The missing element in Malle’s film is ideology. Among the older bourgeois in the movie, Julien’s mother is the only fully realized character (the others are silhouettes); their pampered sons, except for a few standard remarks, appear remarkably untainted by political dogmas, left or right. One of the shocking aspects of Lacombe, Lucien was that same absence. The new movie explains it, in retrospect: Malle appears not to have absorbed any clear political viewpoint during the war years, and Modiano—born after the war—certainly did not. And yet, again, in cities, and indeed wherever one was exposed to the radio, to pamphlets, to rallies, or to circles or cells of actively involved friends, it was hard to escape the clash of conflicting creeds—especially at a moment when Vichy and Nazi propaganda were, not always unsuccessfully, trying to scare the bourgeois with horror stories about the effects of a Soviet victory and of a Communist-dominated Liberation.

Ideology pushed people into collaboration, or pro-Vichy organizations, or the variety of Resistance movements—especially, it is true, in the part of France that remained unoccupied, under Vichy rule, until November 1942. (Resistance in the parts of France that were occupied from June 1940 on was always more purely patriotic than ideological.) Especially by 1944, many of the French who worked with or for the Nazis did so out of belief more than out of social resentment—or at least they had rationalized and translated their class anger into ideological belief. The youngsters described by Malle are barely patriotic, and nothing else. In my own lycée in Nice during the same period, even ten-year-olds often lined up aggressively on one or the other side of the barricades. The condition Malle describes appears surprising, although believable. Given the degree of self-involvement and remoteness from the world of struggle and death in which Malle’s classmates lived, to what extent did the tragic story of Jean shatter the plate glass protecting them? To what extent was the young Malle, with his artist’s sensibility, the only one to have been fully awakened?

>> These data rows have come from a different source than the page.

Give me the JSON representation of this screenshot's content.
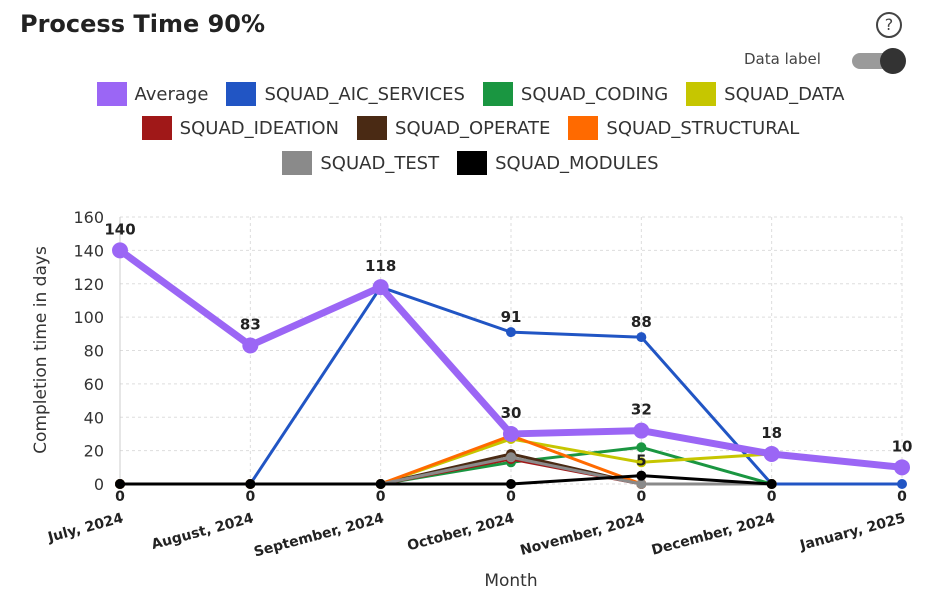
{
  "title": "Process Time 90%",
  "help_icon": "question-circle-icon",
  "data_label_toggle": {
    "label": "Data label",
    "on": true
  },
  "chart_data": {
    "type": "line",
    "xlabel": "Month",
    "ylabel": "Completion time in days",
    "ylim": [
      0,
      160
    ],
    "yticks": [
      0,
      20,
      40,
      60,
      80,
      100,
      120,
      140,
      160
    ],
    "grid": true,
    "legend_position": "top",
    "zero_labels_text": "0",
    "categories": [
      "July, 2024",
      "August, 2024",
      "September, 2024",
      "October, 2024",
      "November, 2024",
      "December, 2024",
      "January, 2025"
    ],
    "series": [
      {
        "name": "SQUAD_AIC_SERVICES",
        "color": "#2155c4",
        "values": [
          0,
          0,
          118,
          91,
          88,
          0,
          0
        ],
        "labels": true
      },
      {
        "name": "SQUAD_CODING",
        "color": "#1a9641",
        "values": [
          0,
          0,
          0,
          13,
          22,
          0,
          null
        ],
        "labels": false
      },
      {
        "name": "SQUAD_DATA",
        "color": "#c6c600",
        "values": [
          0,
          0,
          0,
          27,
          13,
          18,
          null
        ],
        "labels": false
      },
      {
        "name": "SQUAD_IDEATION",
        "color": "#a01818",
        "values": [
          0,
          0,
          0,
          15,
          0,
          0,
          null
        ],
        "labels": false
      },
      {
        "name": "SQUAD_OPERATE",
        "color": "#4a2a14",
        "values": [
          0,
          0,
          0,
          18,
          0,
          0,
          null
        ],
        "labels": false
      },
      {
        "name": "SQUAD_STRUCTURAL",
        "color": "#ff6a00",
        "values": [
          0,
          0,
          0,
          29,
          0,
          0,
          null
        ],
        "labels": false
      },
      {
        "name": "SQUAD_TEST",
        "color": "#8a8a8a",
        "values": [
          0,
          0,
          0,
          16,
          0,
          0,
          null
        ],
        "labels": false
      },
      {
        "name": "SQUAD_MODULES",
        "color": "#000000",
        "values": [
          0,
          0,
          0,
          0,
          5,
          0,
          null
        ],
        "labels": true
      },
      {
        "name": "Average",
        "color": "#9b66f5",
        "values": [
          140,
          83,
          118,
          30,
          32,
          18,
          10
        ],
        "labels": true,
        "thick": true
      }
    ],
    "legend_order": [
      [
        "Average",
        "SQUAD_AIC_SERVICES",
        "SQUAD_CODING",
        "SQUAD_DATA"
      ],
      [
        "SQUAD_IDEATION",
        "SQUAD_OPERATE",
        "SQUAD_STRUCTURAL"
      ],
      [
        "SQUAD_TEST",
        "SQUAD_MODULES"
      ]
    ]
  }
}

I was four years older than Malle during the Occupation, and I belonged not to the privileged but to the vast, incoherent group of potential victims—my privilege was to have been spared. I have spent much of my adult life studying this period. Two things about Malle’s movie I am not likely to forget.

One is its sense of color. The story takes place in winter, and the colors are cold; but they are clear and sharp, and the sun seems to shine much of the time, although the school is in the northern half of France. I was throughout the Occupation in the south, in the warm and sunny south, and yet almost all my memories, indeed my dreams, of the period are in dark, muddy, oppressive colors—the only sunny day I remember from Nice is the day everyone rushed to the market because a huge shipment of rotting peaches, whose awful smell pervaded the city, had suddenly gone on sale.

Another, beautiful, image: Julien, lost in the forest, sees a wild boar. He is fascinated and frightened; the boar is unexpected, untame and threatening, like a natural form of evil, an omen of the human evil still to come. When I was doing research in the French archives, I came across a report from the préfet of Belfort to the Minister of the Interior. One part of each rapport de préfet was devoted to Franco-German cooperation. In this one, that section was divided in two. One dealt with cooperation in hunting down wild boars; the other, with cooperation in hunting down resisters.